Low intergenerational mobility in the United States shows impact of race and public policy

A new working paper from the National Bureau of Economic Research compares intergenerational mobility within and between the United States and Canada to yield new insights into the impact of public policy, race, and inequality in influencing children’s economic outcomes. The paper, by Université du Québec à Montréal economists Marie Connolly and Catherine Haeck and City University of New York economist Miles Corak recreates for Canada Harvard University economist Raj Chetty’s analysis of how intergenerational mobility varies dramatically by geography in the United States, allowing for a better understanding of how intergenerational mobility varies both within and between the two countries.

The paper, released last month, finds that while mobility also varies greatly by geography within Canada, overall a parent’s income north of the border is less strongly related to a child’s adult income than in the United States. This finding echoes previous research showing that intergenerational mobility is lower in the United States than in other developed economies.

In the United States, privilege and disadvantage persist more than they do in Canada. The three authors find, for example, that “a child raised by top percentile parents in the United States will rank about 31 to 34 percentiles higher in the income distribution than a bottom percentile child, but in Canada this difference, at 21 to 23 percentiles, [is] a full decile lower.” At the bottom end of the distribution, while a Canadian child raised by parents in the bottom 20 percent of the income distribution will likely grow up to have an income that puts her around the 40th percentile of the income distribution, an American child would have to start out at the 30th percentile to achieve the same adult economic outcome.

This “stickiness at the ends” of U.S. mobility has been observed by other researchers previously, and the steeper climb to ascend the income ladder in the United States means that, “The U.S. ‘middle class’ is within easier reach for lower income Canadian children, than it is for low income Americans,” the authors write.

Overall mobility outcomes are better for Canadian children than American, but there are parts of Canada where mobility is just as low as the parts of the United States where mobility is extremely low, namely the American South. The parts of Canada with extremely low mobility are northern provinces that have large First Nation indigenous populations, but also are a small part of Canada’s overall population.
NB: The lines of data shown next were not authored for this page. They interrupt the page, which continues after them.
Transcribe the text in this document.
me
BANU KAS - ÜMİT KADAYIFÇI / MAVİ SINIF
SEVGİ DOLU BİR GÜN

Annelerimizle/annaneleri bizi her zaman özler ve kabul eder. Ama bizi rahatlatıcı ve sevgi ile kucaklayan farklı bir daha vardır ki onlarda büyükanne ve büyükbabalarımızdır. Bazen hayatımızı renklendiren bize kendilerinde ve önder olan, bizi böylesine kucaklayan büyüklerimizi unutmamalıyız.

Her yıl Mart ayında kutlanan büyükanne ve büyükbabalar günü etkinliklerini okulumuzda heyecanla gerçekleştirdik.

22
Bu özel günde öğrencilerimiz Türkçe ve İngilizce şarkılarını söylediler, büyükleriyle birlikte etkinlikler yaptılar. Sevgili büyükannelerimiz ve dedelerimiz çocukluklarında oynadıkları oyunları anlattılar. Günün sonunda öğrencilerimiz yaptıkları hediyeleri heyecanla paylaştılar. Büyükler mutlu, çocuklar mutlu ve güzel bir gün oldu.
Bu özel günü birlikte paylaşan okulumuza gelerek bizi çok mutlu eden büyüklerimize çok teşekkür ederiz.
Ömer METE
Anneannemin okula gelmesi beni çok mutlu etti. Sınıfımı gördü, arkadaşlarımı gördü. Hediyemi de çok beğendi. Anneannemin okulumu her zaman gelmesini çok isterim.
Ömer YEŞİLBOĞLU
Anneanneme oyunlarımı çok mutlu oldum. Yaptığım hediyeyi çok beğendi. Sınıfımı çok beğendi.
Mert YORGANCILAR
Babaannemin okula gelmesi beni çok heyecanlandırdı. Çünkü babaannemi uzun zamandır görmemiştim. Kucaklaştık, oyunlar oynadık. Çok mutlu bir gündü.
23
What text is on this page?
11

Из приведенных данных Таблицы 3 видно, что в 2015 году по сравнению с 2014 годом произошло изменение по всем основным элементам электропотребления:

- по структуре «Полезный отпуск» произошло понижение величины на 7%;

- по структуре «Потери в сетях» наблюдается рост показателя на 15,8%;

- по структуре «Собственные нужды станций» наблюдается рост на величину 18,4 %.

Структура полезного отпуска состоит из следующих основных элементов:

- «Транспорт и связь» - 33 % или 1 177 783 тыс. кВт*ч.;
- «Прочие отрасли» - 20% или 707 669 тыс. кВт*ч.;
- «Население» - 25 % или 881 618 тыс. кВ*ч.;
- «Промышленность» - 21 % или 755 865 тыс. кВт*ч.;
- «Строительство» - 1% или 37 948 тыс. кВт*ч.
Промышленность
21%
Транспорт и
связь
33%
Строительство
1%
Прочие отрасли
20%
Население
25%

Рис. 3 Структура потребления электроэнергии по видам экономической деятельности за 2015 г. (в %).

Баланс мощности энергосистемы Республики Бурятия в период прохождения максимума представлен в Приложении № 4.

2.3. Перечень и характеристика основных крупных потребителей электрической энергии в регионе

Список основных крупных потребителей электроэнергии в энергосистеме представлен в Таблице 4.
In contrast, in the United States, the areas of low mobility account for a large bulk of the country’s population. “Most Americans live in regions of less mobility, with parental income ranks being more strongly related to child ranks, and the chances of escaping low income being lower,” Connolly and her co-authors note.
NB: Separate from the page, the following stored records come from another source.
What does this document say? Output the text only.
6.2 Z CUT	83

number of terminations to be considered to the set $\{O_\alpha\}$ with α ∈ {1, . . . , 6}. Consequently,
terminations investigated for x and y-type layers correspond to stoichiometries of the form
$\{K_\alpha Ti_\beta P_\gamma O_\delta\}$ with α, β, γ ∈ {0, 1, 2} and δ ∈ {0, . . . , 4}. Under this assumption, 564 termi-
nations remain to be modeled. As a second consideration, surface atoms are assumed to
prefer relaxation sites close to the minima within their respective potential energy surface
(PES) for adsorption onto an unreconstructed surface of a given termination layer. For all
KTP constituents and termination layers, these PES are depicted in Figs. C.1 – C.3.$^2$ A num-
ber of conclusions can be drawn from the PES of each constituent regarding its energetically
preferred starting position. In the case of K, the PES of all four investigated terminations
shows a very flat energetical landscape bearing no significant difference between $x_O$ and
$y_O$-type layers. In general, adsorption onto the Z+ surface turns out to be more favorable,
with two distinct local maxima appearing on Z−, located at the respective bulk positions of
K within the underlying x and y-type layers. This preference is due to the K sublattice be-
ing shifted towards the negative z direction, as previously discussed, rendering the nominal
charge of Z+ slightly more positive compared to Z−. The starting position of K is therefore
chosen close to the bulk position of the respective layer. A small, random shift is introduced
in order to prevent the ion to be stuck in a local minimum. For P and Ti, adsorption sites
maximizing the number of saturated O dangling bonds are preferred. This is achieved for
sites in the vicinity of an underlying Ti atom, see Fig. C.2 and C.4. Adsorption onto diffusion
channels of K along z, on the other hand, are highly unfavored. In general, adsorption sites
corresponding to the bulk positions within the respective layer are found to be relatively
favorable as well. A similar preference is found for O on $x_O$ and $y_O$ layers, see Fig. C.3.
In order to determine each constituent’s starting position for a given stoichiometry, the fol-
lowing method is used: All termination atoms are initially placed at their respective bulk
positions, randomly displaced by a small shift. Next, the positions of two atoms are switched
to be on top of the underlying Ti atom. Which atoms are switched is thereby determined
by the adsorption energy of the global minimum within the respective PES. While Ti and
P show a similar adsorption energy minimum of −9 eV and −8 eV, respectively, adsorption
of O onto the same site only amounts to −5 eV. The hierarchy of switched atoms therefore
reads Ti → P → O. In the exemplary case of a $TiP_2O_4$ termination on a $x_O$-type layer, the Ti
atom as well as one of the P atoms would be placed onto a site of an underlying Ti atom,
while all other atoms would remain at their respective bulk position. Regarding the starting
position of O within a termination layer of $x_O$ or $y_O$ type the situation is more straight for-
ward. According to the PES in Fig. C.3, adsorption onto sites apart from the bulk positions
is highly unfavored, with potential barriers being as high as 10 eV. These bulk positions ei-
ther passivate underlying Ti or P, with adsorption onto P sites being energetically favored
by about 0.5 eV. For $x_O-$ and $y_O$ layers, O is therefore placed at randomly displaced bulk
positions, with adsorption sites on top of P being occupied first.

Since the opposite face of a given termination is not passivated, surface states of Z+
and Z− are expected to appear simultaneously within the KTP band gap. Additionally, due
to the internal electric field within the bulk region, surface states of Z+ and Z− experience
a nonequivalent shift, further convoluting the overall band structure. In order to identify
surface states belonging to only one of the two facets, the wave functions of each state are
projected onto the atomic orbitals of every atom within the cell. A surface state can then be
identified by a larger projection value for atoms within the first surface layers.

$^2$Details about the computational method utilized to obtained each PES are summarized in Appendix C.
They also point out that these findings underscore the role of race in U.S. mobility outcomes: “To the extent that the communities we highlight as part of … the low mobility cluster dominated by the southern American states, have a higher black population, then this must be part of the explanation for the cross-country differences.” This point echoes findings by Federal Reserve Bank of Chicago economist Bhash Mazumder and Harvard economist Raj Chetty—that mobility for black Americans is far lower than that for white Americans—the latter of whom found this to be true for black men even after controlling for parents’ income, wealth, education, and neighborhood.

The interaction between race and public policy in explaining Americans’ lower mobility outcomes can also be seen in areas of the second-lowest mobility outcomes, which the authors refer to as Cluster 3 and are found almost exclusively on the U.S. side of the border. In offering an explanation for why Cluster 3 is an almost exclusively U.S. phenomenon, the authors highlight research by Ellora Derenoncourt—a postdoctoral research associate in economics at Princeton University and an Equitable Growth grantee—which found that northern cities where black Americans moved to from the South during the Great Migration of the mid-20th century changed in ways that hurt upward mobility for blacks. For example, enrollment of white children in private schools increased and public spending on policing increased. “Her results suggest that access to public goods and schooling became more restrictive, [with] ‘white flight’ depriving these migrants and their children of public investments that in turn had long-term negative consequences that continued across generations,” Connolly and her co-authors say of Derenoncourt’s research.

If this is the case, they write, then the areas of low mobility found in the United States in the Deep South and Industrial North represent the interrelated intermediating role race and public policy responses play in mobility outcomes in the United States. (See Figure 1.)

Figure 1

U.S. and Canadian rates of economic mobility

A cluster map of mobility rates shows that while there are areas of low mobility in both Canada and the United States, areas of low mobility are more widespread in the United States

Source: Marie Connolly, Miles Corak, and Catherine Haeck, “Intergenerational Mobility between and within Canada and the United States.” Working Paper No. 25735 (National Bureau of Economic Research, 2019), available at LINK.

Connolly, Corak, and Haeck argue that their comparison of intergenerational mobility within and between Canada and the United States is particularly apt because of similarities between the two countries—namely, their physical size, their heterogenous populations, and very similar conceptualizations of what the “American” or “Canadian” Dream is. “Sixty percent of American respondents ranked being able to succeed regardless of family background eight or higher on a ten point scale, while 59 percent of Canadians did so,” they note. Despite the many similarities between the two countries, the differences in children’s outcomes between the two illustrate the role that race and public policy play in influencing children’s economic outcomes.